Harry-Potter-Autorin kritisiert Transgender. Das bringt sie in Konflikt mit neuem schottischem Hassrede-Gesetz

Kämpferin für Frauenrechte oder Hetzerin gegen Transgender? Die Meinungen zur Harry-Potter-Autorin J.K. Rowling gehen auseinande
Kämpferin für Frauenrechte oder Hetzerin gegen Transgender? Die Meinungen zur Harry-Potter-Autorin J.K. Rowling gehen auseinander. FOTO: JOEL C. RYAN/INVISION VIA AP/DPA
Kämpferin für Frauenrechte oder Hetzerin gegen Transgender? Die Meinungen zur Harry-Potter-Autorin J.K. Rowling gehen auseinander. FOTO: JOEL C. RYAN/INVISION VIA AP/DPA

LONDON. Es hat nicht lang gedauert. Am Montagmorgen hatte J.K. Rowling auf X, vormals Twitter, die schottische Polizei aufgefordert, sie wegen des Verstoßes gegen das soeben eingeführte Hassgesetz zu verhaften. Am Dienstagabend erklärten die Gesetzeshüter, dass die genderkritischen und von manchen als transphob empfundenen Twitter-Postings der Harry-Potter-Autorin nicht kriminell seien und sie deswegen nicht strafverfolgt würde. Ein Stoßseufzer der Erleichterung ging daraufhin durch Schottland.
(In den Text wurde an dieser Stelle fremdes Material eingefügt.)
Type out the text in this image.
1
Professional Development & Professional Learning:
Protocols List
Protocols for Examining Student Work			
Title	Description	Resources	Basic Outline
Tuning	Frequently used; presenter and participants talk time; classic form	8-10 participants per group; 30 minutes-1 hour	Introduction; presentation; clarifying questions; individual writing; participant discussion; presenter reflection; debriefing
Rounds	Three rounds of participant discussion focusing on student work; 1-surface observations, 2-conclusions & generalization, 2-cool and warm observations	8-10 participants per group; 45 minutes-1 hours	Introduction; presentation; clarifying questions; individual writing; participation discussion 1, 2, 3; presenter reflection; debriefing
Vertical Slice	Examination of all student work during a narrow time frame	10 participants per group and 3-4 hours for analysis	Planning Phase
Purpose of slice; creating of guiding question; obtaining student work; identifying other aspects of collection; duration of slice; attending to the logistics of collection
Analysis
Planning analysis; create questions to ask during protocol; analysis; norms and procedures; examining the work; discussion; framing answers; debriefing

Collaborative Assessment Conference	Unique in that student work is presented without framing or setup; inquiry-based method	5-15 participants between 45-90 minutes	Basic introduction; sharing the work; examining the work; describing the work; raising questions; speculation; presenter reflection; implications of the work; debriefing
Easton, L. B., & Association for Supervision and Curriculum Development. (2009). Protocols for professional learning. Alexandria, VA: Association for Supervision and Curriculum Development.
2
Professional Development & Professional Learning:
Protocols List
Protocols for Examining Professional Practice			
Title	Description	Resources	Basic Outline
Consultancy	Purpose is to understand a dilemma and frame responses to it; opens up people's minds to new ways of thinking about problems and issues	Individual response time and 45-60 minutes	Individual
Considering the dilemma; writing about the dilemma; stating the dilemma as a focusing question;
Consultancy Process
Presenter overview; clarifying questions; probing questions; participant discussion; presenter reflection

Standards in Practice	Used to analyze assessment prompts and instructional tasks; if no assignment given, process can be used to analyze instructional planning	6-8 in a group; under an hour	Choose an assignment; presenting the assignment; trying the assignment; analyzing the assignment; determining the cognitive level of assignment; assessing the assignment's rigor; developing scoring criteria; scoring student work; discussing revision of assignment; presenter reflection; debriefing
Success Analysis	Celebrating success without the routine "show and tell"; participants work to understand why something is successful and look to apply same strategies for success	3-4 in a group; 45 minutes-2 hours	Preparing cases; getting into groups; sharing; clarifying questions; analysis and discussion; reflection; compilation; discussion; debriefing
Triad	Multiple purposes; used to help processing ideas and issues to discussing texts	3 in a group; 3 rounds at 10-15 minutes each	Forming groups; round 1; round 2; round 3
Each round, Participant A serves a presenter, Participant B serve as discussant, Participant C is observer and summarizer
Im Land nördlich des Hadrianswalls wird gerade ein Kulturkampf ausgefochten. Am Ostermontag trat in Schottland ein neues Gesetz zu Hasskriminalität in Kraft, und nicht nur J.K. Rowling hält es für einen schlechten Aprilscherz. Der »Hate Crime and Public Order Act« droht bis zu sieben Jahre Gefängnis denen an, die zum Hass auf geschützte Personengruppen aufhetzen. Neben rassistisch motivierten Anfeindungen sind auch solche aufgrund von Religion, sexueller Orientierung, Behinderung, Alter oder Trans-Identität strafbewehrt. Die Kritiker des Gesetzes sehen eine Gefahr für die Rede- und Meinungsfreiheit.
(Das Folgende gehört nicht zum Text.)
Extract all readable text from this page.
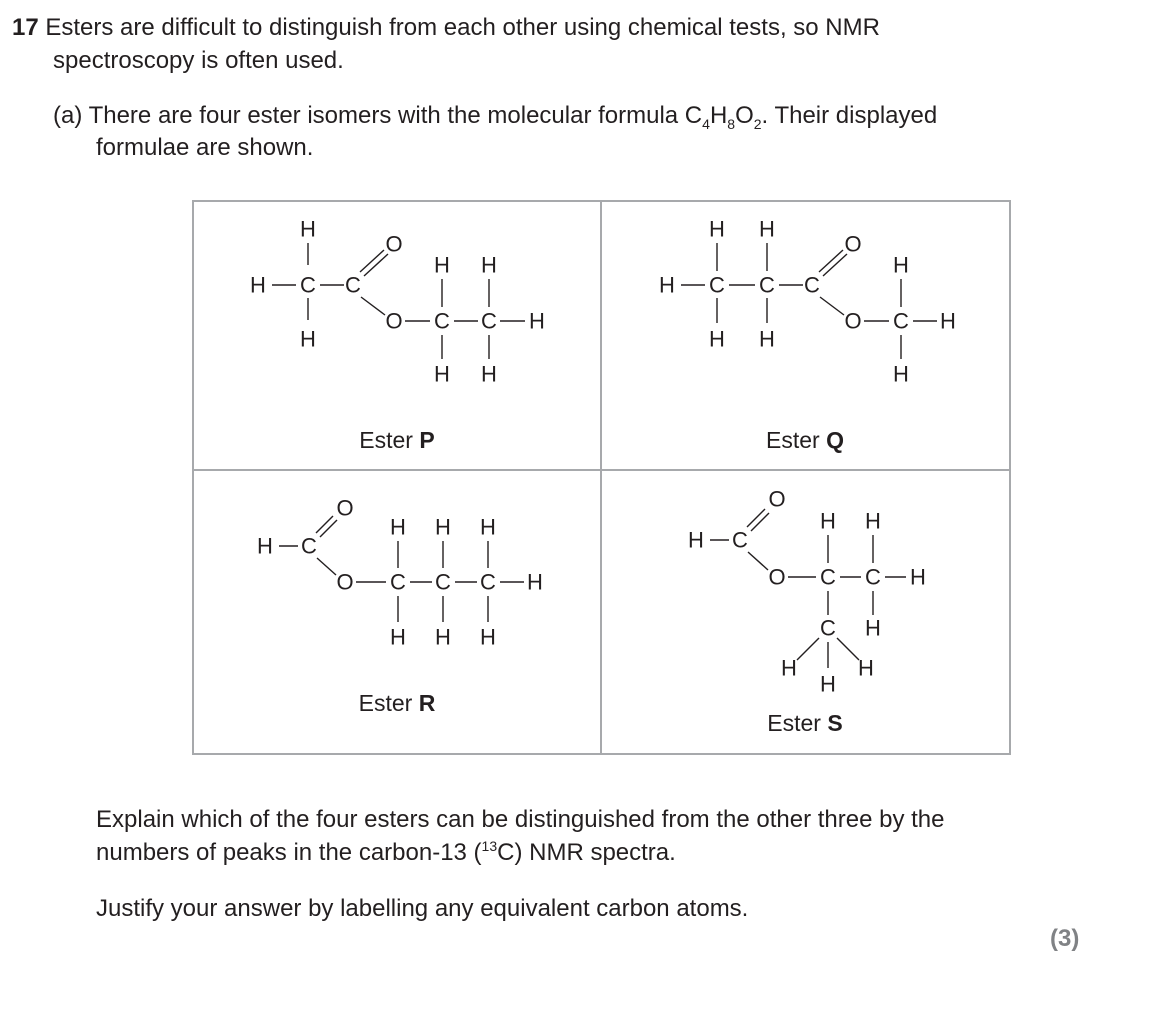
17 Esters are difficult to distinguish from each other using chemical tests, so NMR
spectroscopy is often used.
(a) There are four ester isomers with the molecular formula $C_4H_8O_2$. Their displayed
formulae are shown.
H
H C
H
C
O
O C C H
H H
H H
H H
H C C
H H
C
O
O C H
H
H
H C
O
O C C C H
H H H
H H H
H C
O
O C C H
H H
C H
H	H
H
Ester P	Ester Q
Ester R
Ester S
Explain which of the four esters can be distinguished from the other three by the
numbers of peaks in the carbon-13 ($^{13}$C) NMR spectra.
Justify your answer by labelling any equivalent carbon atoms.
(3)
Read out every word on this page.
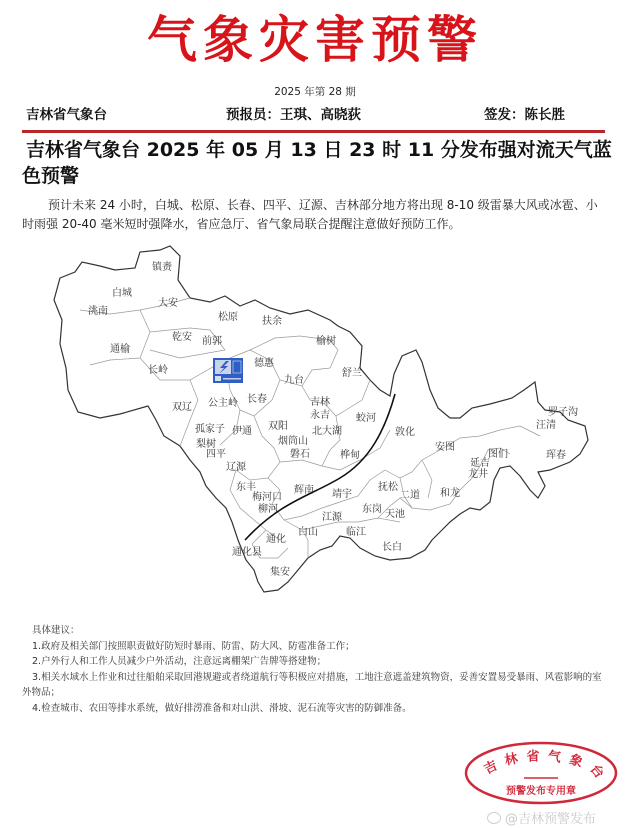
气象灾害预警
2025 年第 28 期
吉林省气象台	预报员：王琪、高晓荻	签发：陈长胜
吉林省气象台 2025 年 05 月 13 日 23 时 11 分发布强对流天气蓝色预警
预计未来 24 小时，白城、松原、长春、四平、辽源、吉林部分地方将出现 8-10 级雷暴大风或冰雹、小时雨强 20-40 毫米短时强降水，省应急厅、省气象局联合提醒注意做好预防工作。
镇赉
白城
大安
洮南
松原 扶余
乾安 前郭
通榆
榆树
德惠
长岭	舒兰
九台
长春
公主岭
双辽	吉林
永吉	蛟河
罗子沟
汪清
孤家子 伊通 双阳 北大湖	敦化
烟筒山
梨树
四平
安图
图们	珲春
磐石	桦甸
延吉
龙井
辽源
东丰
梅河口
辉南 靖宇
抚松
二道 和龙
柳河	东岗 天池
江源
白山	临江
通化
通化县	长白
集安
具体建议：
1.政府及相关部门按照职责做好防短时暴雨、防雷、防大风、防雹准备工作；
2.户外行人和工作人员减少户外活动，注意远离棚架广告牌等搭建物；
3.相关水域水上作业和过往船舶采取回港规避或者绕道航行等积极应对措施，工地注意遮盖建筑物资，妥善安置易受暴雨、风雹影响的室外物品；
4.检查城市、农田等排水系统，做好排涝准备和对山洪、滑坡、泥石流等灾害的防御准备。
吉林省气象台
预警发布专用章
@吉林预警发布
»Sie hätte schweigen können. Stattdessenist sie für unsalle eingetreten«

Die Befürchtungen sind deswegen groß, weil einige Vorgaben des Gesetzes erschrecken müssen. Es betrifft nicht nur öffentliche Äußerungen, sondern auch, was in den eigenen vier Wänden gesagt wird. Kinder könnten ihre Eltern anzeigen. Sollte jemand sich durch Hassrede angegriffen fühlen, wird er oder sie automatisch zum »Opfer« erklärt. Wer Anstoß erregt, kann unabhängig davon, ob seine oder ihre Tat eine kriminelle Schwelle überschritten hat, in einer Datenbank erfasst werden, was berufliche Konsequenzen haben könnte. Beschwerde erheben dürfen nicht nur direkt Betroffene, sondern auch dritte Parteien, also zum Beispiel Aktivisten, was für Kritiker als eine Einladung zur Hexenjagd aussieht.

Mehr als 400 Beschwerdezentren wurden eingerichtet, wo anonyme Anzeigen gemacht werden können, darunter ein Campingpark und ein Sexshop. Die Opposition ist auch deswegen groß, weil das Gesetz vielleicht gut gemeint, aber schlecht gemacht ist. Zu vage formuliert ist es, beanstanden Kritiker, es sei unklar, wo die Linie gezogen wird zwischen Hassrede und berechtigter Meinungsäußerung.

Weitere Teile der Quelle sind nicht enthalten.